There are two levels of doctrine in the Bible and in Christianity, the upper and the lower. These affect the heart and mind. The bottom level concerns the state of our heart (as reflected in our practice). The top level concerns the state of our mind (as reflected in our theology). The heart level truly is foundational. We can’t build a doctrinal superstructure that honors God and his word across the board if our heart entertains any loyalty that competes with our loyalty to God and his word.
The bottom layer is addressed in passages like the first chapter of 1st Timothy. In 1:3-6 we read, “As I urged you when I went to Macedonia to stay at Ephesus that you might charge some that they teach no other doctrine, nor give heed to fables and endless genealogies, which cause disputes rather than the godly stewardship [implied] in faith. Now the purpose of this commandment is love out of a pure heart, a good conscience, and unfeigned faith, from which some having swerved have turned aside unto empty talk.”
Untainted love for God and his word. No God-dishonoring motives. No loyalties that compete with our loyalty to God. No unconfessed sin. No pretending to be more or better than we are. Failure in this regard can be disastrous. It will defile our heart and mind.
The top layer is addressed in such passages as 1 Timothy 3:16, “without controversy great is the mystery of godliness: God was manifested in the flesh, justified in the Spirit, seen by angels (messengers), preached among the Gentiles, believed on in the world, and received up in glory.” Here we have the incarnation, the resurrection, the great commission, and the ascension held up as historical facts, as truth, as moral imperatives. We could add 2 Timothy 2:14-18 where we read about the believers’ obligation to rightly divide the word of truth and avoid vain doctrinal babblings like the spiritualized teaching of the resurrection taught by Hymenaeus and Philetus.
Every believer has an obligation to handle the word of God with fear and trembling, rightly organizing the piecemeal snippets of truth into categories, framing God-honoring doctrines for each category, and defending these Bible teachings, not just for the doctrines of salvation (soteriology) and the doctrines of the endtimes (eschatology) mentioned above, but for the entire body of teaching in the Bible.
Tragically, many Christians put tension between these two layers. Some despise or marginalize the top layer, disdaining doctrine and insisting that the gospel and right living should be primarily if not exclusively our focus. Others have an eagle-eyed focus on the top layer and are negligent of the bottom layer.
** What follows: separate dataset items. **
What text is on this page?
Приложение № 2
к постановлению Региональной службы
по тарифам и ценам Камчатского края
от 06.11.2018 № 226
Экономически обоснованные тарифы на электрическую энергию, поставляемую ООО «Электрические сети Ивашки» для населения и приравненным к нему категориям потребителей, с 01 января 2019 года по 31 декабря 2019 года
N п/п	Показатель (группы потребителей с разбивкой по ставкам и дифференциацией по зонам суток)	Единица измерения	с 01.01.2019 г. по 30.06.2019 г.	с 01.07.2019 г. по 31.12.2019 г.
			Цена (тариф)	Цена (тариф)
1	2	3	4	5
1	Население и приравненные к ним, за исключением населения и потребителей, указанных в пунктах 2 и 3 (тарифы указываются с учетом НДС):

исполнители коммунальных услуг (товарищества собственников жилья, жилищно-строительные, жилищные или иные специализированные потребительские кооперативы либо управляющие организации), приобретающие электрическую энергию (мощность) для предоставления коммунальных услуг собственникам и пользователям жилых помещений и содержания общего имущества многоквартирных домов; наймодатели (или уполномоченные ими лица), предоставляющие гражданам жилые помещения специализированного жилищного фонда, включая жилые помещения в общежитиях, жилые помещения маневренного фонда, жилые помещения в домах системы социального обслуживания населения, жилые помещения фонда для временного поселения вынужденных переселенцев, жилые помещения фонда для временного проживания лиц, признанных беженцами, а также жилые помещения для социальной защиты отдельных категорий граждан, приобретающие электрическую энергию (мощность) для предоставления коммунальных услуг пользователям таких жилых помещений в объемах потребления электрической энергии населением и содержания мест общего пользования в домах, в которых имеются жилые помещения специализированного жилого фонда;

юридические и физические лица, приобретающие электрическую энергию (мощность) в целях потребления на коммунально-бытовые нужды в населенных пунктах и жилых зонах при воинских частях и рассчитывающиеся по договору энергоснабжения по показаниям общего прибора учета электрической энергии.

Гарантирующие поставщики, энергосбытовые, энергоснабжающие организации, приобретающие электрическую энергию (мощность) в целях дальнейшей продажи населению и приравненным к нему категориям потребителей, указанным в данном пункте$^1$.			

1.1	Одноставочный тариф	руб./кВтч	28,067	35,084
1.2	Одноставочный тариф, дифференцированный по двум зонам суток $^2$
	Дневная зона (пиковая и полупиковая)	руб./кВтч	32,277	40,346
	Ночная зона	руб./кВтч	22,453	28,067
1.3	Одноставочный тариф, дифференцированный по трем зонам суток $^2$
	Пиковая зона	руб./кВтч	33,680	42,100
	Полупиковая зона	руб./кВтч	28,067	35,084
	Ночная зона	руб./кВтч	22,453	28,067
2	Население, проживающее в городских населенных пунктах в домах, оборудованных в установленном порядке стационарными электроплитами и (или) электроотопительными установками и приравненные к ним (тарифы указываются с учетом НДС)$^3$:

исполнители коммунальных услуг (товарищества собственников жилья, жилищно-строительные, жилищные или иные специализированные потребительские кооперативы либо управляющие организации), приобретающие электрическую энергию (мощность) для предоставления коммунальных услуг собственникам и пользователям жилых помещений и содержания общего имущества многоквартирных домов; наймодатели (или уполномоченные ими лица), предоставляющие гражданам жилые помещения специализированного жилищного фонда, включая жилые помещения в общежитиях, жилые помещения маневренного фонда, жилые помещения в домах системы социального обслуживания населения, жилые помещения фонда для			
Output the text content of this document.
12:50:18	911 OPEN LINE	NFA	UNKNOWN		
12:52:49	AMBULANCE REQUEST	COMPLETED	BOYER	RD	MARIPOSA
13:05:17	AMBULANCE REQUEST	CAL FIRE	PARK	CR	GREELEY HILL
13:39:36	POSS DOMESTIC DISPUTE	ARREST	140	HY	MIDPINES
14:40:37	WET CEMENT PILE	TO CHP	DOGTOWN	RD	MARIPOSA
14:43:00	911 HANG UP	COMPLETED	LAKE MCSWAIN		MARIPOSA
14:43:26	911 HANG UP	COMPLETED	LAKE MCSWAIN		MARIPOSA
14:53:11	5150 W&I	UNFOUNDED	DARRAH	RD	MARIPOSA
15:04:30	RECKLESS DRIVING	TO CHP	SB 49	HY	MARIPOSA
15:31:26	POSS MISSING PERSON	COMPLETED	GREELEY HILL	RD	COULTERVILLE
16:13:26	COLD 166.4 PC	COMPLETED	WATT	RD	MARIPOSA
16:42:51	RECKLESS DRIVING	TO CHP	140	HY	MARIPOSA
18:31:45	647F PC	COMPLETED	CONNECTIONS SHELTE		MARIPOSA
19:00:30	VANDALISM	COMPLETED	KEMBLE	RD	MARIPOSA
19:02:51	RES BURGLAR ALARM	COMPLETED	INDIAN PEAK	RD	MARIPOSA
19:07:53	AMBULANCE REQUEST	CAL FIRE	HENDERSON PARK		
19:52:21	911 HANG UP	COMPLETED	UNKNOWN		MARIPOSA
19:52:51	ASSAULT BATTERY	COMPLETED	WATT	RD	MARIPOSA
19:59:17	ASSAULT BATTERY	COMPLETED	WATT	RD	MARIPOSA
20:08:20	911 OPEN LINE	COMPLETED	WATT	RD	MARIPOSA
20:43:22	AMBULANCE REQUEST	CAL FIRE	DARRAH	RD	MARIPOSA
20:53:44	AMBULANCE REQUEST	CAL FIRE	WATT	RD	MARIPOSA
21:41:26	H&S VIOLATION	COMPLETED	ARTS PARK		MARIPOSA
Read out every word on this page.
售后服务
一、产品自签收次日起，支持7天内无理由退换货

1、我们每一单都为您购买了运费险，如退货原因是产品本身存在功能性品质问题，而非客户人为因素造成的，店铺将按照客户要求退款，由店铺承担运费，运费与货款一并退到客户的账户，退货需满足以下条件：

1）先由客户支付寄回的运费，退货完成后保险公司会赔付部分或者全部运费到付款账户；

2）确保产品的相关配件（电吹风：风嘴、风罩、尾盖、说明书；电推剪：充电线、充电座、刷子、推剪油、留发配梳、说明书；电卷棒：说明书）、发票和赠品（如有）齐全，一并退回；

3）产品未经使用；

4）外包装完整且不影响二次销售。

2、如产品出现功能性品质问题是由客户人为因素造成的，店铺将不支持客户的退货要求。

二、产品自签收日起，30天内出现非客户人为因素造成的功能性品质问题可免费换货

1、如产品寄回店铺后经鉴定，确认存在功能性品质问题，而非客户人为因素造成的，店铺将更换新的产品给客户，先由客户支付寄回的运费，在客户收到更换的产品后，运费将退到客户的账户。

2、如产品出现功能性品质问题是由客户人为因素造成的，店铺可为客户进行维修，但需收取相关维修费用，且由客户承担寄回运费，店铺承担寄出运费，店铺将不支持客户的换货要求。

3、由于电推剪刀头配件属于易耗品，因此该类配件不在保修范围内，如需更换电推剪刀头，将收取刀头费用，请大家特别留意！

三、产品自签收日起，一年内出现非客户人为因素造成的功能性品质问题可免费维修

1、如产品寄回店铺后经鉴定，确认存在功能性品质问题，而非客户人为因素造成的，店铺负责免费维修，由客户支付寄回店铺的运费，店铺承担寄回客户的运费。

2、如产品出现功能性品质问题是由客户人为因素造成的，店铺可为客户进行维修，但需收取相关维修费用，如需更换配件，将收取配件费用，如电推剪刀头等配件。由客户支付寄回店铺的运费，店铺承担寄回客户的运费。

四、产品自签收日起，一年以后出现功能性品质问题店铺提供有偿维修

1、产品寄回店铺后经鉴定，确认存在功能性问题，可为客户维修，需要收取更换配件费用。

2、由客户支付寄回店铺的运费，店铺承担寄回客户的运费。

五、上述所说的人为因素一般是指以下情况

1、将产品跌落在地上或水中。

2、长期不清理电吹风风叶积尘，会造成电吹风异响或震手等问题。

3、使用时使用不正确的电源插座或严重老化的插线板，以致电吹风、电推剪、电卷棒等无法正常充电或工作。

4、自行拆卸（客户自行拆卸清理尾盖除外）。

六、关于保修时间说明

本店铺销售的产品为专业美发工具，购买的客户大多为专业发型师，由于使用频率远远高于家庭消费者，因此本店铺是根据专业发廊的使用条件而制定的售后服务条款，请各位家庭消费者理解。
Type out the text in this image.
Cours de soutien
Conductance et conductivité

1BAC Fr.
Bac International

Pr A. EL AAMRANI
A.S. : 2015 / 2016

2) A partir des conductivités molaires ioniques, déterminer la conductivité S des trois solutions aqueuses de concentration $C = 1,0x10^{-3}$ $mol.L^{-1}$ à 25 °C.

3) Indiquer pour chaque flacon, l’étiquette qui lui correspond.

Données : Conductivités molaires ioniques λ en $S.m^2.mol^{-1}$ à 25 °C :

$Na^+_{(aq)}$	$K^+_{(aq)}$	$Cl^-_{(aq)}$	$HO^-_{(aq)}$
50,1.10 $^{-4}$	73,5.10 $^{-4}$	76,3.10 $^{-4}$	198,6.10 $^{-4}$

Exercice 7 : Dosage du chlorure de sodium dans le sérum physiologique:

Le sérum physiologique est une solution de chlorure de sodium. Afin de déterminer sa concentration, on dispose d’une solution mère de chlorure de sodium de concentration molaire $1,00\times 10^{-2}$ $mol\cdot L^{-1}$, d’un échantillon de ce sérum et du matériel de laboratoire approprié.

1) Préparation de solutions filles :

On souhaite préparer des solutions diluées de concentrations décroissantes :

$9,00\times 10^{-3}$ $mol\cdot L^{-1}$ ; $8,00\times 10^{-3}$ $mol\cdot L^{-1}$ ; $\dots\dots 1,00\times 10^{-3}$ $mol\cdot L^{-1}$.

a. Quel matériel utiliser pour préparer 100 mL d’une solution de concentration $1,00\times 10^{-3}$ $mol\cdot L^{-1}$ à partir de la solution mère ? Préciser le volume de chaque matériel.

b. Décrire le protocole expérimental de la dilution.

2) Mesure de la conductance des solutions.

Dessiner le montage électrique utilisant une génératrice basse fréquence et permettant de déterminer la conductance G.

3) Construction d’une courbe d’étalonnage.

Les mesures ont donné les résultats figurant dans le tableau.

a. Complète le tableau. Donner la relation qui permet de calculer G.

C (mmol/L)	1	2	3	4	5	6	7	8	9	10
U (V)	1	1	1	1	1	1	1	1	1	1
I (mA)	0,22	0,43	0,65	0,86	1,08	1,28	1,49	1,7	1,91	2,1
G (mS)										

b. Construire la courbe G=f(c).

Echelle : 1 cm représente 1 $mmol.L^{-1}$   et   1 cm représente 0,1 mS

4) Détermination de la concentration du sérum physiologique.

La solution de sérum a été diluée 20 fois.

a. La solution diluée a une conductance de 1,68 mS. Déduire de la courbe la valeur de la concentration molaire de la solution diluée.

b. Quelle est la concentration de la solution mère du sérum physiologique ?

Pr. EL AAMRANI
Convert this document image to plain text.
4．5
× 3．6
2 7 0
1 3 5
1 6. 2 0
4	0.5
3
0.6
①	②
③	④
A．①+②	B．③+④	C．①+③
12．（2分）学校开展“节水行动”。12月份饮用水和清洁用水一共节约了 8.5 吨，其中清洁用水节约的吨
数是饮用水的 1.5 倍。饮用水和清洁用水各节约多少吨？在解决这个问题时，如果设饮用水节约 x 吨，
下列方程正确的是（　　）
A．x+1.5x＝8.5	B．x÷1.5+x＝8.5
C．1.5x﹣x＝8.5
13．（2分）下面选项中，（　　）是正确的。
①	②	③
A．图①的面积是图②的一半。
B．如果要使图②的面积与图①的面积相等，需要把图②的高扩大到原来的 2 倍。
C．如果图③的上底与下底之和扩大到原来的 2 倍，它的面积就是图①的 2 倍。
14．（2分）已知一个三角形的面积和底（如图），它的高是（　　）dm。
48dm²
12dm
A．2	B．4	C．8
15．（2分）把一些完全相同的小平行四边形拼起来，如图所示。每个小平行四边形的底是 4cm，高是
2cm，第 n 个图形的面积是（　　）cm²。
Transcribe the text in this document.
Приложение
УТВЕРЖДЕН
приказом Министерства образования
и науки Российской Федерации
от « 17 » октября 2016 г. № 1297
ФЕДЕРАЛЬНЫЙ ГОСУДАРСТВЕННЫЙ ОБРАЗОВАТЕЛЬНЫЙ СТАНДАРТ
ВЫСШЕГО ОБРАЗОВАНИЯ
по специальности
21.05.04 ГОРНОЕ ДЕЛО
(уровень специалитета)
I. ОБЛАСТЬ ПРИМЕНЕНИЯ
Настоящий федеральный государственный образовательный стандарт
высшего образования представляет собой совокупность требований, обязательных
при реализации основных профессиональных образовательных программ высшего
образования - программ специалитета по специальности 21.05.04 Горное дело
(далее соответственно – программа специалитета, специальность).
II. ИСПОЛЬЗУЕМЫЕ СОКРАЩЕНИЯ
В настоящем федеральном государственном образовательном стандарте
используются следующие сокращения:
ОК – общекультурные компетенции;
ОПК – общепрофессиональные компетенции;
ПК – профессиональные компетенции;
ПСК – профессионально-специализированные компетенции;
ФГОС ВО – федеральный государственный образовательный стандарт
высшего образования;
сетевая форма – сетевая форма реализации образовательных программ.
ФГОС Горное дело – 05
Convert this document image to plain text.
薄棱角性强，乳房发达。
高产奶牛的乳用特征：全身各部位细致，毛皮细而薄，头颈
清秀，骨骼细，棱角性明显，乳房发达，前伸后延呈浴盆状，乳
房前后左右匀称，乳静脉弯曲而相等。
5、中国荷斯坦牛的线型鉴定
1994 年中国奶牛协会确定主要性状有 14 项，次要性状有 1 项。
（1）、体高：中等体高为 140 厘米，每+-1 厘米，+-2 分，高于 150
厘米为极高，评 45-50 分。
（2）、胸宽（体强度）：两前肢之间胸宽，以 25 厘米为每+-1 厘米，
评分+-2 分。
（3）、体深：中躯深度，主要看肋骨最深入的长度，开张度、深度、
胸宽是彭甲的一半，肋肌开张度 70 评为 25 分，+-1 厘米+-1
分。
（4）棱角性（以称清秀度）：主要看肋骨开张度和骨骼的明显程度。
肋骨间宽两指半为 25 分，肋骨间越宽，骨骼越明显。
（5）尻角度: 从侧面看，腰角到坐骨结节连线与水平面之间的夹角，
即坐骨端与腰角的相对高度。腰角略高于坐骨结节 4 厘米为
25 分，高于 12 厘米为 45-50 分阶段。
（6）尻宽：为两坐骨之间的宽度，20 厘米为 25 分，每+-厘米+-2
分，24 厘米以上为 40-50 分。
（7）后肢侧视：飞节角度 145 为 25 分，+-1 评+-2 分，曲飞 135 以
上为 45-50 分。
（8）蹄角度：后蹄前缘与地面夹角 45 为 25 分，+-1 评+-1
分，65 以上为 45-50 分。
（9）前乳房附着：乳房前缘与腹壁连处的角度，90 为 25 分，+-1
If men pass their doctrinal smell test, they give them a pass and don’t worry too much about their life style. They defend this indifference with the plea that it’s not their place to judge. Both of these lopsided emphases are serious mistakes. We need to love God with all of our HEART, soul, MIND, and strength. There ought not to be any tension between heart and mind. Only sin, unbelief, and ignorance can put tension between the heart and mind.
May God help us to hold fast to both the doctrinal layer and the heart-matters layer as essential components of the faith, minimizing neither one. Here we rightly apply the divine principle, “these things you ought to have done not leaving the others undone,” though the application is not to things that are major and minor in reality, but to things which men wrongly place in a major vs minor dichotomy.